I enrolled in COMP 11 during the first semester of my sophomore year, just to understand what all the fuss was about. And I understood – more than I ever thought myself capable of understanding. I saw that coding wasn’t magic, but just a way of providing logical instructions. From there, it was easy to see how debugging was simply the process of finding and fixing instances where you forgot to provide instructions or the computer hadn’t interpreted your instructions as you intended.
I also grew to understand their passion. I had never dreamed about course material until I took COMP 11. I had people report entering the computer lab at noon and staying until 3AM without realizing how much time had passed. I thought these people were lying or exaggerating until I did it myself, several times.
Many of those times, my friends were in the building as well, working on assignments for the more advanced classes that they were taking. Some of them even served as my TAs, but it’s clear to me that they all helped me, more than they know. I’m grateful to have met them, even if they did regularly beat me at Apple Fork.
How to Play Apple Fork:
- Spear an apple on the prongs of a fork.

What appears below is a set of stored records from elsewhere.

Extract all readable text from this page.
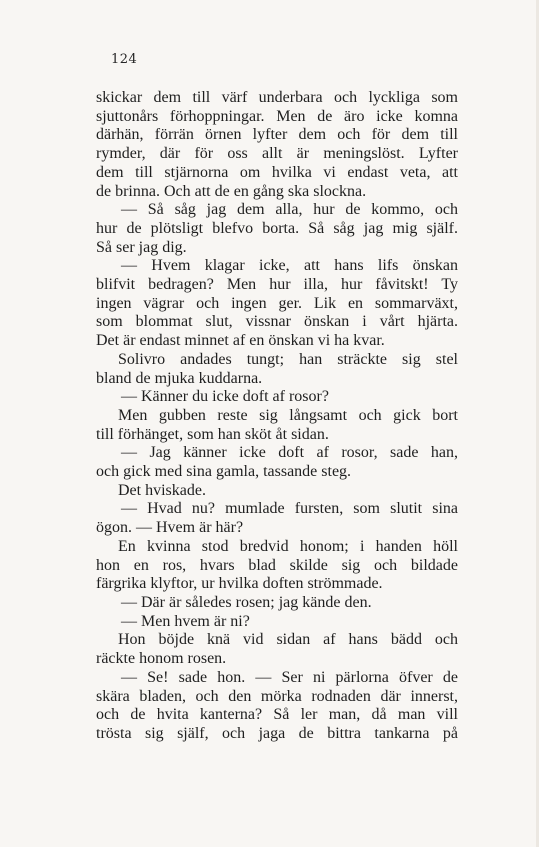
124
skickar dem till värf underbara och lyckliga som
sjuttonårs förhoppningar. Men de äro icke komna
därhän, förrän örnen lyfter dem och för dem till
rymder, där för oss allt är meningslöst. Lyfter
dem till stjärnorna om hvilka vi endast veta, att
de brinna. Och att de en gång ska slockna.
— Så såg jag dem alla, hur de kommo, och
hur de plötsligt blefvo borta. Så såg jag mig själf.
Så ser jag dig.
— Hvem klagar icke, att hans lifs önskan
blifvit bedragen? Men hur illa, hur fåvitskt! Ty
ingen vägrar och ingen ger. Lik en sommarväxt,
som blommat slut, vissnar önskan i vårt hjärta.
Det är endast minnet af en önskan vi ha kvar.
Solivro andades tungt; han sträckte sig stel
bland de mjuka kuddarna.
— Känner du icke doft af rosor?
Men gubben reste sig långsamt och gick bort
till förhänget, som han sköt åt sidan.
— Jag känner icke doft af rosor, sade han,
och gick med sina gamla, tassande steg.
Det hviskade.
— Hvad nu? mumlade fursten, som slutit sina
ögon. — Hvem är här?
En kvinna stod bredvid honom; i handen höll
hon en ros, hvars blad skilde sig och bildade
färgrika klyftor, ur hvilka doften strömmade.
— Där är således rosen; jag kände den.
— Men hvem är ni?
Hon böjde knä vid sidan af hans bädd och
räckte honom rosen.
— Se! sade hon. — Ser ni pärlorna öfver de
skära bladen, och den mörka rodnaden där innerst,
och de hvita kanterna? Så ler man, då man vill
trösta sig själf, och jaga de bittra tankarna på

- Hold the other end of the fork, and launch the apple and its embedded fork at another person, who is holding another fork, tines out.
- That other person should attempt to spear the apple on their fork. If successful, the apple will now have two embedded forks, one held by the catching player.
- The catching player will launch the apple at a third person, who will try to catch it on their fork. If successful, the apple will now have 3 embedded forks.
- Repeat until the apple disintegrates, someone fails to catch the apple on their fork, or the apple has so many forks protruding from it that the game becomes too dangerous to continue.